Нам кажется, что если г. Муллову непременно нужно было приискать для сводных браков сходство с чужеземными обычаями, то его скорее можно было отыскать в понятиях о браке по библейски-талмудическому учению,[133] рассматривавшему брак как союз, освященный нравственностью, и в нравственности же полагавшему высшую его святость, способную умерять половые стремления, к которым побуждает чувственность, и облагородить их идеею о поддержании человеческого рода. Скорее оттуда, с еврейского востока, занесено славянам убеждение в необходимости одной нравственной связи для супружества, тогда как идея французского гражданского брака выработалась под взглядом римского мира, который был чужд нравственного взгляда на брак и где любовь считалась даже предосудительной, как у французов она нередко считается смешною и неприличною для людей comme il faut.[134]

“Если рассматривать брак как договор, — говорит А. Думашевский, — то муж может дозволить жене нарушение брака, и в таком случае она имеет законное право совершить прелюбодеяние; в таком случае нарушение брака не имеет даже места, потому что, при согласии мужа, она не нарушает права брака, а только пользуется правом, уступленным ей другим контрагентом”.[135] В таком случае, прибавим мы от себя, и самый-то брак не существует и есть не что иное, как фикция. Впрочем, так именно и смотрит на него француз, почитающий себя вправе располагать своею женою точно так, как располагал ею римлянин времен империи, по понятиям которого жена могла быть одолжена или уступлена мужем другому человеку. Сведенцы этого не допускают. У них, как и у последователей библейско-талмудического учения, муж не вправе уполномочить жену на нарушение брачного обета верности, и прелюбодеяние, совершенное с разрешения мужа, остается в глазах общества преступлением, оскорбляющим общественную нравственность.

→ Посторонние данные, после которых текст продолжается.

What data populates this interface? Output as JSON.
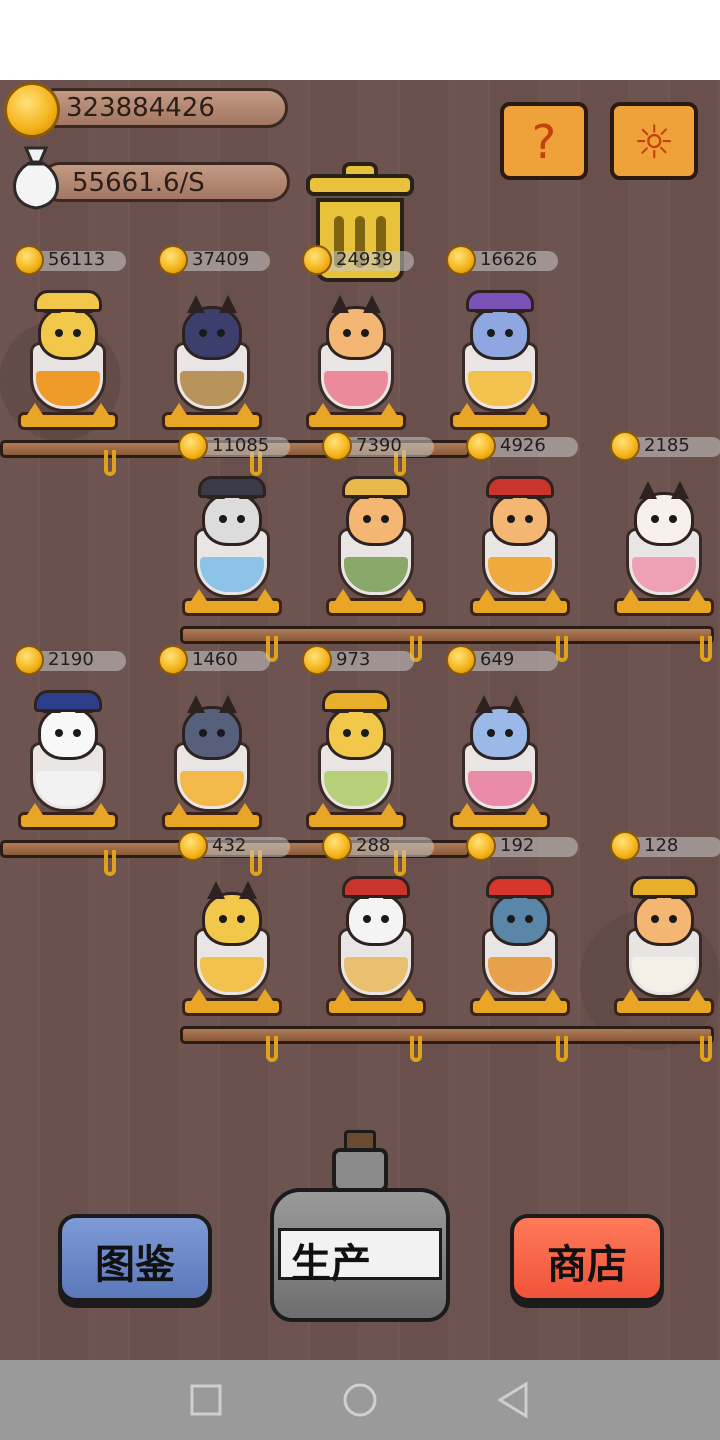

Библейско-талмудическое учение допускает в известных случаях расторжение браков при жизни супругов, но не одобряет развода и не поощряет его. “Кто разводится с своею женою, тот ненавидим Богом; кто разлучается с подругой своей юности, о том алтарь (эмблема мира) плачет”, гласит учение, дающее развод жене даже без воли мужа, если она чувствует к нему отвращение.[136] Не оправдывают развода и уставщики религиозных русских раскольничьих толков, в среде которых известен сводный брак, но не полагают также для него никаких непреоборимых препятствий, между тем как французский закон о гражданских браках формою контракта представляет ряд самых странных и стеснительных гарантий, из которых не ладящие в браке супруги вырываются per fas et nefas.[137]

Библейское талмудическое законодательство отвергает всякое прямое вмешательство суда, когда жена объявляет, что она не может жить с мужем, чувствуя к нему отвращение; оно признает это вмешательство незаконным и бесполезным: “незаконным потому, что судья не может вникнуть в глубину человеческого духа и понять источник отвращения жены от сожительства с мужем; бесполезным потому, что суд не может восстановить расстроенную внутреннюю гармонию супружества; внешность же, форма не имеют никакого достоинства. Мужу предоставляется возвратить себе благосклонность жены, но суд не возвращает ее к нему силою” (там же, стр. 39). Отвращение жены к мужу обязывает его дать ей развод; ибо, присовокупляет Маймонид, жена не военнопленница, чтоб ее принуждать к сожительству с человеком, к которому она чувствует отвращение” (там же, стр. 40). Тот же в существе своем взгляд на этот вопрос встречаем мы и у своднобрачных русских крестьян. Но францзуские гражданские супруги ничего в этом роде не сделают без протестации своего контракта, без вмешательства властей и без представления фактических доказательств, чаще всего публично компрометирующих оставляемую жену или трактующих мужа как негодного для производительности (impotentia).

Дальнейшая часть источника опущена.